If you missed my previous post on Understanding Postgres Performance its a great starting point. On this particular post I’m going to dig in to some real life examples of optimizing queries and indexes.

It all starts with stats

I wrote about some of the great new features in Postgres 9.2 in the recent announcement on support of Postgres 9.2 on Heroku. One of those awesome features, is pg_stat_statements. Its not commonly known how much information Postgres keeps about your database (beyond the data of course), but in reality it keeps a great deal. Ranging from basic stuff like table size to cardinality of joins to distribution of indexes, and with pg_stat_statments it keeps a normalized record of when queries are run.

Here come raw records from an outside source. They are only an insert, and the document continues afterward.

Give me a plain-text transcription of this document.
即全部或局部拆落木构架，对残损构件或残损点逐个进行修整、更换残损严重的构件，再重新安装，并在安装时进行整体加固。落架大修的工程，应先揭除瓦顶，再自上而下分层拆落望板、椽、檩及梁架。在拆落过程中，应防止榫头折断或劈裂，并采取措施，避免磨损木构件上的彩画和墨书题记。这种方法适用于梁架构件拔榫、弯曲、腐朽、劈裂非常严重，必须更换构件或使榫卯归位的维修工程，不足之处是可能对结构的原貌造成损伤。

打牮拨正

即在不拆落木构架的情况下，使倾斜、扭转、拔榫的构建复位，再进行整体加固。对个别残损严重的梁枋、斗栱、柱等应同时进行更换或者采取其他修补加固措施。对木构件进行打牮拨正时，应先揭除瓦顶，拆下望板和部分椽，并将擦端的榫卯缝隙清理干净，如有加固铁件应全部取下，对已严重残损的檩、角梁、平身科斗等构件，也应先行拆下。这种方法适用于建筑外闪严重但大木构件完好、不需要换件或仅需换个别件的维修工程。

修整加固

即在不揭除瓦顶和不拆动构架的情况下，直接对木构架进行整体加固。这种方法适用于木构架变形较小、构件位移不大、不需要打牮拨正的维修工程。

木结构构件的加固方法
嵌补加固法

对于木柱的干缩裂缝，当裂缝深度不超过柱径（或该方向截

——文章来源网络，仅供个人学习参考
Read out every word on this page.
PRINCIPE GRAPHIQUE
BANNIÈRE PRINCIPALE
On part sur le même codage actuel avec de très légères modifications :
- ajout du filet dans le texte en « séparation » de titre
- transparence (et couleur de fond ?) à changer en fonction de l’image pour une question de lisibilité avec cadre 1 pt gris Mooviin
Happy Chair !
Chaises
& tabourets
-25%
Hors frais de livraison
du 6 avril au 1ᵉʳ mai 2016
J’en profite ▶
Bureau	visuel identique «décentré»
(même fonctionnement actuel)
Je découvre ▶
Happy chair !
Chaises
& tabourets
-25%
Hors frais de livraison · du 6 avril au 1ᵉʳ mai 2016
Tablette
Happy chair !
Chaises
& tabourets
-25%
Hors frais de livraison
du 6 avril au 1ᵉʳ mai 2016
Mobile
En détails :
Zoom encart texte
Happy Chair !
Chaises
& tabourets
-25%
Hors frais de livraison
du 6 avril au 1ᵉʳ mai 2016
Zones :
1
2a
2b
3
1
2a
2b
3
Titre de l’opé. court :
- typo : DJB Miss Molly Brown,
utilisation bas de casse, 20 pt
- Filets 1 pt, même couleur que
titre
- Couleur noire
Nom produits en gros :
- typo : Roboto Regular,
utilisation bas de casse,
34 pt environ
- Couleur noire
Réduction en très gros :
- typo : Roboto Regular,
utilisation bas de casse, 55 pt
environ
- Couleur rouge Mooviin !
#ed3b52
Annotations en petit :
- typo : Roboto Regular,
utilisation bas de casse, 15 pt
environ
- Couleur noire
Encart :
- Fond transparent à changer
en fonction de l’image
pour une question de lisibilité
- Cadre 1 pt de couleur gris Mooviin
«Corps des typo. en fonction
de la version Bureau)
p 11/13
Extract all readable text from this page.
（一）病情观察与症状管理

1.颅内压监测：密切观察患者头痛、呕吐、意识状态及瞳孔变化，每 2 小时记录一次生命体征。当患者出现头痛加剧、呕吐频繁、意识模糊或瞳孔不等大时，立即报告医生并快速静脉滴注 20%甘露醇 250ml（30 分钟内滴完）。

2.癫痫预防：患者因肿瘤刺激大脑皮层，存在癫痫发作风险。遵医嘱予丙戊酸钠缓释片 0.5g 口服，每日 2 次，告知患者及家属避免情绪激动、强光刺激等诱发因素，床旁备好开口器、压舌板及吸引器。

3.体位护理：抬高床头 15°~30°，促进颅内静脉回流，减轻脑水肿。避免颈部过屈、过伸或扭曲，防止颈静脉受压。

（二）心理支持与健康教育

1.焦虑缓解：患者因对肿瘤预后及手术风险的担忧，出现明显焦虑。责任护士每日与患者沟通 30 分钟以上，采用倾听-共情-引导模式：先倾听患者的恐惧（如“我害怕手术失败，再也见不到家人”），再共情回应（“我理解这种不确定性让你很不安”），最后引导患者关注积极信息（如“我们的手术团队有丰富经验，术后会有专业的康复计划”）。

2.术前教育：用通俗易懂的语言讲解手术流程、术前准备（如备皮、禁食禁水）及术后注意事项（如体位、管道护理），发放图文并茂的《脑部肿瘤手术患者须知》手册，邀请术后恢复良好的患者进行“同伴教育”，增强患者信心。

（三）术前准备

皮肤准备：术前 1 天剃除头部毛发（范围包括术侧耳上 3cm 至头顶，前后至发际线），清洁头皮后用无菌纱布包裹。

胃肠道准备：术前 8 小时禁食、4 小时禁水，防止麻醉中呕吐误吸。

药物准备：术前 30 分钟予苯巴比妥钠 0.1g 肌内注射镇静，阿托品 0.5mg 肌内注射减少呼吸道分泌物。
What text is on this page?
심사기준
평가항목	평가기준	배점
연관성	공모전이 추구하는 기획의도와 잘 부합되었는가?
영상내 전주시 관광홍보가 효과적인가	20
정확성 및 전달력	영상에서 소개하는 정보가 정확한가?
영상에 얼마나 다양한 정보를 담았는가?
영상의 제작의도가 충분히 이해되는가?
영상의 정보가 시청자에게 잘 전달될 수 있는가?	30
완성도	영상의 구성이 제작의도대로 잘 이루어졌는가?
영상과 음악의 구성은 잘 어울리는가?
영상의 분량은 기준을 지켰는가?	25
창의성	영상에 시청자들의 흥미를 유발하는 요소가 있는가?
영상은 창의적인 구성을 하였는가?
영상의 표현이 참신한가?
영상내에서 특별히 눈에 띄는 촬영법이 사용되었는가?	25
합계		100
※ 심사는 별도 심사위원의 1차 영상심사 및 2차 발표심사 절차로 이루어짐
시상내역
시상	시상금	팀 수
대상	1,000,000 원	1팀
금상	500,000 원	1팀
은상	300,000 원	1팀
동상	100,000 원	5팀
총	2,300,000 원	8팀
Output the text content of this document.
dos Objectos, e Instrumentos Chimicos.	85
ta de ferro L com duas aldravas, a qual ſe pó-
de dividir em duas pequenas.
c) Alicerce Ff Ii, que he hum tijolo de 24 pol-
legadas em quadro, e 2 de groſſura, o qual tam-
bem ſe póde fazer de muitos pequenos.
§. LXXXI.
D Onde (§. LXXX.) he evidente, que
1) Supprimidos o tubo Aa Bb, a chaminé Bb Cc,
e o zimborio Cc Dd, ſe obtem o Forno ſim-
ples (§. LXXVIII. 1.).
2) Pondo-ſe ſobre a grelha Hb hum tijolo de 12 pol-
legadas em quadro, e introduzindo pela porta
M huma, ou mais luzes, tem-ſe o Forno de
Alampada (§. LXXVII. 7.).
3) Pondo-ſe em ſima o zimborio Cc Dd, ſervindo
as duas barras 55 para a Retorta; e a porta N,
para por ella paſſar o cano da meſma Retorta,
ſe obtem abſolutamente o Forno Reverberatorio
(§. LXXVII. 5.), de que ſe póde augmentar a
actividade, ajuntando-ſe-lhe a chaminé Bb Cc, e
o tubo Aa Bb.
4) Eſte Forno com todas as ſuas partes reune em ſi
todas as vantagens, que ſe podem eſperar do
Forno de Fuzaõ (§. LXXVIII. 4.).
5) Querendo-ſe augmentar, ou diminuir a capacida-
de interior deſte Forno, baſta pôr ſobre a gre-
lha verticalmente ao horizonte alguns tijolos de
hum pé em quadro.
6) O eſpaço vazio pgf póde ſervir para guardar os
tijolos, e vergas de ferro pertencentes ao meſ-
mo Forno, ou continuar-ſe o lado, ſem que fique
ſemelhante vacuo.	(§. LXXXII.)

First you’ll want to turn on pg_stat_statments:

CREATE extension pg_stat_statements;

What this means it would record both:

SELECT id 
FROM users
WHERE email LIKE '[email protected]';

and

SELECT id 
FROM users
WHERE email LIKE '[email protected]';

To a normalized form which looks like this:

SELECT id 
FROM users
WHERE email LIKE ?;

Understanding them from afar

While Postgres collects a great deal of this information dissecting it to something useful is sometimes more mystery than it should be. This simple query will show a few very key pieces of information that allow you to begin optimizing:

SELECT 
  (total_time / 1000 / 60) as total_minutes, 
  (total_time/calls) as average_time, 
  query 
FROM pg_stat_statements 
ORDER BY 1 DESC 
LIMIT 100;

The above query shows three key things:

  1. The total time a query has occupied against your system in minutes
  2. The average time it takes to run in milliseconds
  3. The query itself

Giving an output something like:

total_time    |     avg_time     |                                                                                                                                                              query
------------------+------------------+------------------------------------------------------------
 295.761165833319 | 10.1374053278061 | SELECT id FROM users WHERE email LIKE ?
 219.138564283326 | 80.24530822355305 | SELECT * FROM address WHERE user_id = ? AND current = True
(2 rows)